December the 19th, 2023 – The overall Austrian view of doing business in Croatia next year is resoundingly positive.

As Poslovni Dnevnik/Marija Brnic writes, approximately 800 Austrian companies have branches of their businesses operating within Croatian borders. According to the regular annual survey conducted among them, 2024 will not be a bad year for doing business in Croatia in their eyes.

Moreover, compared to previous years, expectations are overall more positive regarding doing business in Croatia, which is significant. This is because the survey taken among Austrian business owners was conducted under the conditions of less than favourable economic trends this year. On top of that, there were all kinds of less than amazing assessments given by financial institutions for the economic perspective of Croatia, Austria and the majority of the EU for 2024.

Eurozone accession was positive for doing business in Croatia

According to a survey conducted by the Austrian Foreign Trade Office in Zagreb, most expect the same or even better results doing business in Croatia in 2024. To be exact, 51% of those asked expect equal results, 11% believe they’ll see an improvement, and 7% provided no answer either way.
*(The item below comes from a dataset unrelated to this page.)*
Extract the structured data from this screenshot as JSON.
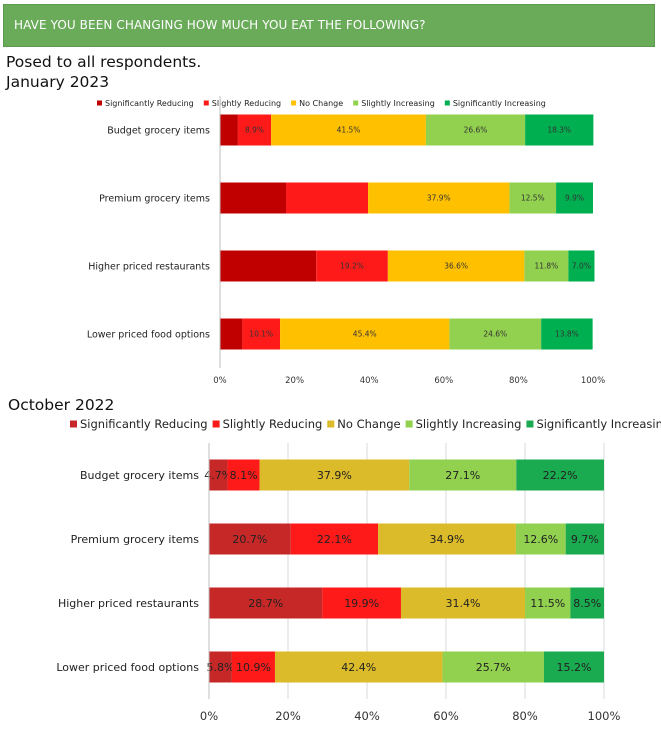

Less than a third (31%) of Austrian enterprise owners expect economic conditions to worsen overall in 2024, while 39% of them had those same pessimistic estimates for this year in the previous survey done in 2022. In the evaluations recorded in 2023, the results are overall better than in last year’s survey.
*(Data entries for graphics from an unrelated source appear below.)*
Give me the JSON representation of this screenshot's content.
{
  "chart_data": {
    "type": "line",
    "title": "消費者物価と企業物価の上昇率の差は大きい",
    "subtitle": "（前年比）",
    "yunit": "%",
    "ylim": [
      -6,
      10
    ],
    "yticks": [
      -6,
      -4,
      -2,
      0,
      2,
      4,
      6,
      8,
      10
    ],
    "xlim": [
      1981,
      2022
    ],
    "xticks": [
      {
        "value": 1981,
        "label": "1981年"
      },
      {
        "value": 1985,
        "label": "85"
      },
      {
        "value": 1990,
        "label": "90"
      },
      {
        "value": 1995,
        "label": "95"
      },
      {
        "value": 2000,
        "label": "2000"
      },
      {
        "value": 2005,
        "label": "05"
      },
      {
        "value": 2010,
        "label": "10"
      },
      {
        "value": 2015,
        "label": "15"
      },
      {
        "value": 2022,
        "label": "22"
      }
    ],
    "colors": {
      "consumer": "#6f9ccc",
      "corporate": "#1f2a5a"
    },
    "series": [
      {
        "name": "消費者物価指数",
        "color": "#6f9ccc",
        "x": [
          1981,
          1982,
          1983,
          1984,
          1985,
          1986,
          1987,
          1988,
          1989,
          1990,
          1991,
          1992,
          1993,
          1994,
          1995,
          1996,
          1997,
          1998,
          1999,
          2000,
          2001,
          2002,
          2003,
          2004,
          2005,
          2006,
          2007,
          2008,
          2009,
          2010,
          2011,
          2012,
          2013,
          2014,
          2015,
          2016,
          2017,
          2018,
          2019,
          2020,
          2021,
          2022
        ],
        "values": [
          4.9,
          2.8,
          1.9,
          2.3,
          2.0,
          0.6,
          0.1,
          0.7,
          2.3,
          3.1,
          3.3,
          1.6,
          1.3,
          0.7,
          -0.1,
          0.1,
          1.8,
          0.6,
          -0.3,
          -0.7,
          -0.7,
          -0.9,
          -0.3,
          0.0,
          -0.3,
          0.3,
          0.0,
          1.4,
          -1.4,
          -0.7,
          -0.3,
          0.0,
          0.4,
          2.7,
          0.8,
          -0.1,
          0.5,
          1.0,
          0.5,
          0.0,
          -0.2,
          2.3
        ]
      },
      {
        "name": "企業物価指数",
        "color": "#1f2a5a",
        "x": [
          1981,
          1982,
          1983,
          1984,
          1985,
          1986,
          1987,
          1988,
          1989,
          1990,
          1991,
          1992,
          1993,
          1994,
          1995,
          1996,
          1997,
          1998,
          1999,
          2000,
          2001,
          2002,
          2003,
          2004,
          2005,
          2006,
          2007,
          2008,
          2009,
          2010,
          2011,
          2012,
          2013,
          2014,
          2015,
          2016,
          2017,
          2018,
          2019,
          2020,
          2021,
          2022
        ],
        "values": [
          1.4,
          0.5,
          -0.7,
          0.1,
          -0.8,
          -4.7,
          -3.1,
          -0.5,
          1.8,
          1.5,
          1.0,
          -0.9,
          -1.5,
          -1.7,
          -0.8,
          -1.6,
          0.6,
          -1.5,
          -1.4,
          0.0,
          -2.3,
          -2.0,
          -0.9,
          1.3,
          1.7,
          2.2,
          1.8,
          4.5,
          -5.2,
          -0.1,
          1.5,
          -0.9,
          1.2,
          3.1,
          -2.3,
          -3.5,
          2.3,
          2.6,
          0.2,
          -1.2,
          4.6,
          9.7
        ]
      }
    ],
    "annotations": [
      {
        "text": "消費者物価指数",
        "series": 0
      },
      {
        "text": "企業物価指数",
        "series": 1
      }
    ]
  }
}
“More than 70% of Austrian companies operating in Croatia rate the economic development in 2023, compared to the previous year, as good or better,” summarised the results of the survey, as explained by the new director of the Austrian Office for Foreign Trade, Gerhard Schlattl. Specifically, only a quarter of them believe that the situation worsened during this business year, while a third of respondents gave the same assessments last year.

Increases were recorded across all key criteria, from the number of employees and orders, to total revenue and the utilisation of capacities. This, as duly noted by Schlattl, was the case despite numerous factors that influenced the growth of some costs, such as labour costs, raw materials and taxes. An increase in traffic was recorded by 65% of businesses, there was an increase in orders by 47%, capacity utilisation by 44%, and the number of employees by 42% of those surveyed.
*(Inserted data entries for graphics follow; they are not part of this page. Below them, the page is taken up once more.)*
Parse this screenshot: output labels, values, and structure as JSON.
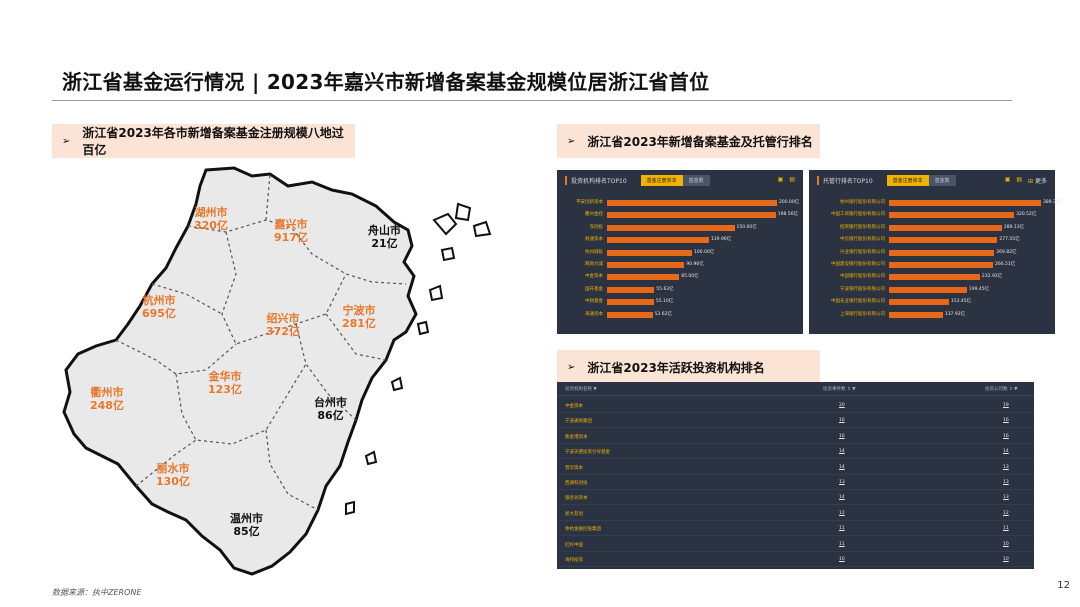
{
  "title": "浙江省基金运行情况 | 2023年嘉兴市新增备案基金规模位居浙江省首位",
  "sections": {
    "left": "浙江省2023年各市新增备案基金注册规模八地过百亿",
    "right_top": "浙江省2023年新增备案基金及托管行排名",
    "right_bottom": "浙江省2023年活跃投资机构排名"
  },
  "bullet": "➢",
  "map": {
    "cities": [
      {
        "name": "湖州市",
        "value": "320亿",
        "style": "orange"
      },
      {
        "name": "嘉兴市",
        "value": "917亿",
        "style": "orange"
      },
      {
        "name": "舟山市",
        "value": "21亿",
        "style": "black"
      },
      {
        "name": "杭州市",
        "value": "695亿",
        "style": "orange"
      },
      {
        "name": "绍兴市",
        "value": "372亿",
        "style": "orange"
      },
      {
        "name": "宁波市",
        "value": "281亿",
        "style": "orange"
      },
      {
        "name": "衢州市",
        "value": "248亿",
        "style": "orange"
      },
      {
        "name": "金华市",
        "value": "123亿",
        "style": "orange"
      },
      {
        "name": "台州市",
        "value": "86亿",
        "style": "black"
      },
      {
        "name": "丽水市",
        "value": "130亿",
        "style": "orange"
      },
      {
        "name": "温州市",
        "value": "85亿",
        "style": "black"
      }
    ]
  },
  "panel_left": {
    "title": "投资机构排名TOP10",
    "tab_active": "基金注册资本",
    "tab_other": "基金数",
    "icons": [
      "chart-icon",
      "table-icon"
    ],
    "max": 200.0,
    "rows": [
      {
        "label": "平安创新资本",
        "value": 200.0,
        "text": "200.00亿"
      },
      {
        "label": "衢州金控",
        "value": 198.56,
        "text": "198.56亿"
      },
      {
        "label": "深创投",
        "value": 150.0,
        "text": "150.00亿"
      },
      {
        "label": "财通资本",
        "value": 119.96,
        "text": "119.96亿"
      },
      {
        "label": "杭州城投",
        "value": 100.0,
        "text": "100.00亿"
      },
      {
        "label": "网商力诚",
        "value": 90.96,
        "text": "90.96亿"
      },
      {
        "label": "中金资本",
        "value": 85.0,
        "text": "85.00亿"
      },
      {
        "label": "国开基金",
        "value": 55.63,
        "text": "55.63亿"
      },
      {
        "label": "中财基金",
        "value": 55.1,
        "text": "55.10亿"
      },
      {
        "label": "海通资本",
        "value": 53.62,
        "text": "53.62亿"
      }
    ]
  },
  "panel_right": {
    "title": "托管行排名TOP10",
    "tab_active": "基金注册资本",
    "tab_other": "基金数",
    "more": "更多",
    "max": 389.38,
    "rows": [
      {
        "label": "杭州银行股份有限公司",
        "value": 389.38,
        "text": "389.38亿"
      },
      {
        "label": "中国工商银行股份有限公司",
        "value": 320.52,
        "text": "320.52亿"
      },
      {
        "label": "招商银行股份有限公司",
        "value": 289.13,
        "text": "289.13亿"
      },
      {
        "label": "中信银行股份有限公司",
        "value": 277.55,
        "text": "277.55亿"
      },
      {
        "label": "兴业银行股份有限公司",
        "value": 269.82,
        "text": "269.82亿"
      },
      {
        "label": "中国建设银行股份有限公司",
        "value": 266.51,
        "text": "266.51亿"
      },
      {
        "label": "中国银行股份有限公司",
        "value": 232.92,
        "text": "232.92亿"
      },
      {
        "label": "宁波银行股份有限公司",
        "value": 199.45,
        "text": "199.45亿"
      },
      {
        "label": "中国农业银行股份有限公司",
        "value": 153.45,
        "text": "153.45亿"
      },
      {
        "label": "上海银行股份有限公司",
        "value": 137.92,
        "text": "137.92亿"
      }
    ]
  },
  "table": {
    "headers": [
      "投资机构名称 ▼",
      "投资事件数 ⇕ ▼",
      "投资公司数 ⇕ ▼"
    ],
    "rows": [
      {
        "name": "中金资本",
        "events": "20",
        "companies": "19"
      },
      {
        "name": "宁波通商集团",
        "events": "16",
        "companies": "16"
      },
      {
        "name": "紫金港资本",
        "events": "16",
        "companies": "16"
      },
      {
        "name": "宁波天使投资引导基金",
        "events": "14",
        "companies": "14"
      },
      {
        "name": "普华资本",
        "events": "14",
        "companies": "13"
      },
      {
        "name": "西湖科创投",
        "events": "13",
        "companies": "13"
      },
      {
        "name": "银杏谷资本",
        "events": "14",
        "companies": "13"
      },
      {
        "name": "浙大友创",
        "events": "12",
        "companies": "12"
      },
      {
        "name": "余杭金融控股集团",
        "events": "11",
        "companies": "11"
      },
      {
        "name": "红杉中国",
        "events": "11",
        "companies": "10"
      },
      {
        "name": "海邦投资",
        "events": "10",
        "companies": "10"
      }
    ]
  },
  "source": "数据来源：执中ZERONE",
  "page_number": "12"
}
Most companies rate Croatia’s Eurozone accession as good for doing business in Croatia (54%), even though it represents an increase in costs (53%). Converting their prices from kuna to euro greatly resulted in an increase in prices (19%), and more than a quarter of those surveyed pointed out that the euro simplifies and lowers the cost of doing business in Croatia, as well as investing here.

Austrians have also noted progress this year in regard to the labour law, political stability (68%) and the predictability of economic policy (47%). All of the aforementioned is naturally positive for business, and they also praised the availability of local suppliers and their quality, as well as infrastructure, digitisation and payment morale.

Unlike in the past, the current key risks are external

According to the largest number of respondents, the key risks for further business aren’t Croatian domestic issues, but rather geopolitical problems from outside, such as the war between Russia and Ukraine, the danger of greater distancing between the East and the West, the strengthening of economic sanctions, protectionist measures and the displacement of existing trade flows and transport routes.

As far as Croatia itself is concerned, the research shows that according to all important indicators, Austrian companies are overall very optimistic for next year, especially in terms of orders and total turnover, for which 36% of companies expect an increase. In terms of investment volume, there are an equal number of those who expect a positive and a negative shift (18% each), that is, the majority don’t particularly expect any changes in 2024 compared to this year.

It’s worth noting that the largest number of Austrian companies that participated in the survey generate significant revenues. Almost half of them bring in more than 11 million euros, and are mainly engaged in service activities (56%).